Hanging with the locals
If we were surprised by the amazing hospitailty we were shown in Iran the same would also have to be said for Syria. Most of the nights we’ve been out with new friends - Muslim and Christian - from church or a language school, and unless you resort to violence it has been difficult to stop our them paying for everything. This is one of the backbones of Arab culture, the importance of guests and the excellent way they are treated. Our friends are amazed that there are people in our countries who don’t believe there is a God. ‘But who do they think made the world?’ ‘Do they think everything is just an accident?’ We shrug and say ‘Well, yes!’ which is met with puzzled expressions. For a society that isn’t completely self-obsessed like our Western culture, the idea that there may be actually someone greater than us is of course something everyone here seems to believe.

The End of an Era
We knew it was coming; we’d talked about for over a month. We knew that because of the extra time we spent in India something would have to be sacrificed. Nato decided he needed to finish and get back to Australia by the end of February. Julian not having any pressing commitments was committed to continuing.

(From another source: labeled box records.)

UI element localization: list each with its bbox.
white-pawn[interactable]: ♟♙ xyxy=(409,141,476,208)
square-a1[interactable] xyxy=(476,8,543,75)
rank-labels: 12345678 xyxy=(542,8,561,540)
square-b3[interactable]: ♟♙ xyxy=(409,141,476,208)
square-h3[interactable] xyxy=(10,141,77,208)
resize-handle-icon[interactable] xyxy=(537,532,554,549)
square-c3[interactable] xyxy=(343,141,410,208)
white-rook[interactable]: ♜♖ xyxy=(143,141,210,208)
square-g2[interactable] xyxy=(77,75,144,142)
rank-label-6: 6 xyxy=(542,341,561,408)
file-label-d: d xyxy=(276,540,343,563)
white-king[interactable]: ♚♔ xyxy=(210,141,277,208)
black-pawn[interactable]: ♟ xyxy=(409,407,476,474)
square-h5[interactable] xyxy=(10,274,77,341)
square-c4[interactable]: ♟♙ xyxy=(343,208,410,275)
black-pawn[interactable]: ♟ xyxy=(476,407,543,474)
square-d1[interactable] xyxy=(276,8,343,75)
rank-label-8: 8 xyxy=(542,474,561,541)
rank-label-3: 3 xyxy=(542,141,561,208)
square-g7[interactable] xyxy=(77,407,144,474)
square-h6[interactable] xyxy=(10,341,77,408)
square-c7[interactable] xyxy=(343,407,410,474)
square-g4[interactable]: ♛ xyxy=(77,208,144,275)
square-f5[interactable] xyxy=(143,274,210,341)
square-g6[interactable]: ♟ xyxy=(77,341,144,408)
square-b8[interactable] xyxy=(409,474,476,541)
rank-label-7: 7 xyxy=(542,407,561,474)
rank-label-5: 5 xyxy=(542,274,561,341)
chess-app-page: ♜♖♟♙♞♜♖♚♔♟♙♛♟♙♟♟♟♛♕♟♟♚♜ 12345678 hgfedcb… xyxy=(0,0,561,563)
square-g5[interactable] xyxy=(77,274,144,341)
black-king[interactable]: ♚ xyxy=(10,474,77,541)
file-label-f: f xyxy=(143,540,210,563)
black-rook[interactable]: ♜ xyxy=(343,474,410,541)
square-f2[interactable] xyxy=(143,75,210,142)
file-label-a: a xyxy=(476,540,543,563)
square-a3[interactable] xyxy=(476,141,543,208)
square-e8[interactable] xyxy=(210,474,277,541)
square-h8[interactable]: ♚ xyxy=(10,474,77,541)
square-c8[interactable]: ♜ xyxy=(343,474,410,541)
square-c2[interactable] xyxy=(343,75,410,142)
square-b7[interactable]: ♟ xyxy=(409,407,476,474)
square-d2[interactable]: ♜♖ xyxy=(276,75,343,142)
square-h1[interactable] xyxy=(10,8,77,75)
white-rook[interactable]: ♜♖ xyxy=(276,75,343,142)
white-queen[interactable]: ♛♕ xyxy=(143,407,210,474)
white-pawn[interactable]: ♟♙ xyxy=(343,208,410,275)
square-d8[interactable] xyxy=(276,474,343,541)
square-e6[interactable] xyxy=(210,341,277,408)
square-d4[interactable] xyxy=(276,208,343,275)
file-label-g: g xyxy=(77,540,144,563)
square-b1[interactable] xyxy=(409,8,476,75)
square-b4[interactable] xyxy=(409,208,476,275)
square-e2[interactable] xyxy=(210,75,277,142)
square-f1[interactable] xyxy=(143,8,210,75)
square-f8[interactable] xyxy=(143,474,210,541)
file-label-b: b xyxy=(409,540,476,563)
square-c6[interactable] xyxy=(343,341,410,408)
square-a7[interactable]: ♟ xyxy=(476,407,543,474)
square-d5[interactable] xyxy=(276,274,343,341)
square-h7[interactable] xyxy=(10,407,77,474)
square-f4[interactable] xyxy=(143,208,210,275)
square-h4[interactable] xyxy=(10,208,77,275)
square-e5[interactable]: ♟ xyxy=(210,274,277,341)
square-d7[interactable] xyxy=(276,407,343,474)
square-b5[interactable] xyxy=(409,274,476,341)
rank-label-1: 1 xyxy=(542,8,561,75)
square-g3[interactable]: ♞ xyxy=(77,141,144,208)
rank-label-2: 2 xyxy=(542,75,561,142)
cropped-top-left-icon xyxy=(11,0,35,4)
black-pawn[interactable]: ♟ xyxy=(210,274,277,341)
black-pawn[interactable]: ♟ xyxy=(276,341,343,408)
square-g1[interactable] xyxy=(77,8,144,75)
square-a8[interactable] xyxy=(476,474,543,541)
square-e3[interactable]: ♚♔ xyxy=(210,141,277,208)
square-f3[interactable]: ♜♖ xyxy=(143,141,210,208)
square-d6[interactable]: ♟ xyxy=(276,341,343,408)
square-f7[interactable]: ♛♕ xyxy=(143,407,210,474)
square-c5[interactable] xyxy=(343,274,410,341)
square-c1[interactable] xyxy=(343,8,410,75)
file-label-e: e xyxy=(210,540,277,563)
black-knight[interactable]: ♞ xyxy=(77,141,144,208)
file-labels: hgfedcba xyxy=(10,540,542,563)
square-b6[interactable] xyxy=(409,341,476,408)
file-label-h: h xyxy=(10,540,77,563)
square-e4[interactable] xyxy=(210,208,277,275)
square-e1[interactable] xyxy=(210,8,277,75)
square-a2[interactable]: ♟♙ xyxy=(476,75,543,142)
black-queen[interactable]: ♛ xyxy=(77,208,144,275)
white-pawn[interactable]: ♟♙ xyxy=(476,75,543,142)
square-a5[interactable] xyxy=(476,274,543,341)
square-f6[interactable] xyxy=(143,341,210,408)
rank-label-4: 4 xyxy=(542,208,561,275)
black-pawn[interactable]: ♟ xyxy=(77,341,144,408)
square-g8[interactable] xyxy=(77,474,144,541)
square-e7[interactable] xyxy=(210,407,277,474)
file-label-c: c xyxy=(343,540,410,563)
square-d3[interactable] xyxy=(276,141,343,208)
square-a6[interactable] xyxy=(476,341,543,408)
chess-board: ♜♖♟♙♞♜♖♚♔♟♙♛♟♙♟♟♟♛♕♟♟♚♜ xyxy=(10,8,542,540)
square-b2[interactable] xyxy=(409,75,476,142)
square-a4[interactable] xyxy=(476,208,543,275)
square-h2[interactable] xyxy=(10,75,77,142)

The parting of ways was coming but we didn’t talk about it much because it wasn’t something we were looking forward too.

Sure the bike would be a lot lighter and Julian wouldn’t have to fear for his life and others every time he sat on the back. Nathan wouldn’t have to suffer under a stubborn ‘know-it-all’ and could go back to doing as he pleases. But what of the solidarity of having two like-minded people with a single vision?

It was a downbeat farewell at the airport with the first beer in around 2 months and time for a little reflection. But again the mood was broken by curious strangers coming to talk. Hugs at the gate - another stranger standing close by copped a few also - then Nato was gone, looking back for a moment, a knowing smile and then turning to face the oncoming reality.